Grüne Vorstandsmitglieder Dagmar Claus und Sinisa Rosic übergeben Revierförster Julian Schmitt den Gutschein für Setzlinge Foto: Privat

Der Ortsverband von Bündnis 90/Die Grünen Fellbach setzt nach den mutwilligen Baumzerstörungen im vergangenen Jahr ein Zeichen für Wiederaufforstung und Klimaschutz.
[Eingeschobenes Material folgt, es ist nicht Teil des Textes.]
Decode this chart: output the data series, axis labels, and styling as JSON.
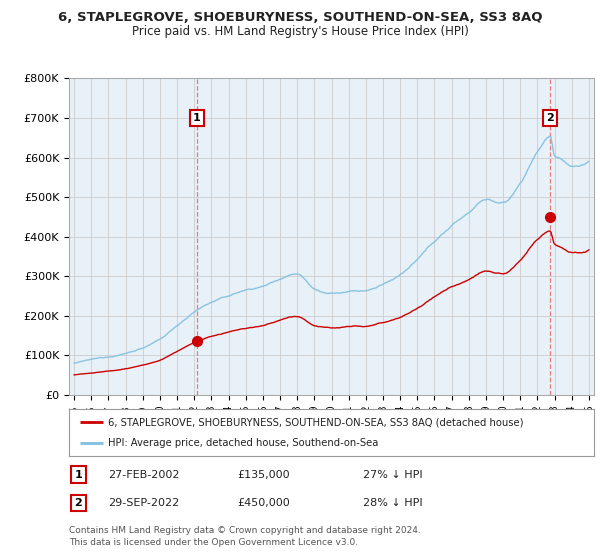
{
  "title": "6, STAPLEGROVE, SHOEBURYNESS, SOUTHEND-ON-SEA, SS3 8AQ",
  "subtitle": "Price paid vs. HM Land Registry's House Price Index (HPI)",
  "ylim": [
    0,
    800000
  ],
  "yticks": [
    0,
    100000,
    200000,
    300000,
    400000,
    500000,
    600000,
    700000,
    800000
  ],
  "ytick_labels": [
    "£0",
    "£100K",
    "£200K",
    "£300K",
    "£400K",
    "£500K",
    "£600K",
    "£700K",
    "£800K"
  ],
  "hpi_color": "#7fbfdf",
  "price_color": "#cc0000",
  "vline_color": "#e08080",
  "sale1_year": 2002.15,
  "sale1_price": 135000,
  "sale2_year": 2022.75,
  "sale2_price": 450000,
  "legend_house_label": "6, STAPLEGROVE, SHOEBURYNESS, SOUTHEND-ON-SEA, SS3 8AQ (detached house)",
  "legend_hpi_label": "HPI: Average price, detached house, Southend-on-Sea",
  "table_row1": [
    "1",
    "27-FEB-2002",
    "£135,000",
    "27% ↓ HPI"
  ],
  "table_row2": [
    "2",
    "29-SEP-2022",
    "£450,000",
    "28% ↓ HPI"
  ],
  "footer": "Contains HM Land Registry data © Crown copyright and database right 2024.\nThis data is licensed under the Open Government Licence v3.0.",
  "background_color": "#ffffff",
  "grid_color": "#cccccc",
  "plot_bg": "#e8f0f8"
}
Durch eine Spendenaktion des Ortsverbands konnten 535 Euro gesammelt werden, die nun Revierförster Julian Schmitt für neue Setzlinge im Fellbacher Wald zur Verfügung stehen.

2025 trieb in Fellbach ein Baum-Frevler sein Unwesen. Ob auf privaten oder öffentlichen Grundstücken, im Weinberg, am Kindergarten oder an Ausfallstraßen – bislang unbekannte Täter haben zahlreiche Bäume mutwillig zerstört. Der Fellbacher Grünen-Ortsverband startete eine
Spendenaktion, sodass nun 535 Euro für die Wiederaufforstung bereitstehen. Mit dem Geld wurde ein Baumschulen-Gutschein erworben, der am 23. April 2026 an Revierförster Julian Schmitt
übergeben wurde.

 


Die Summe reicht aus, um mehr Setzlinge zu kaufen, als Bäume vernichtet wurden. Förster Schmitt und sein Team können damit aufforsten, was ins Fellbacher Waldgebiet passt und dem Klimawandel standhält – etwa Elsbeeren und Speierlinge, die ursprünglich im Mittelmeerraum heimisch sind. Die neuen Bäume ergänzen die angestrebte Naturverjüngung und sollen den Fellbacher Wald für längere Hitze- und Trockenheitsperioden wappnen.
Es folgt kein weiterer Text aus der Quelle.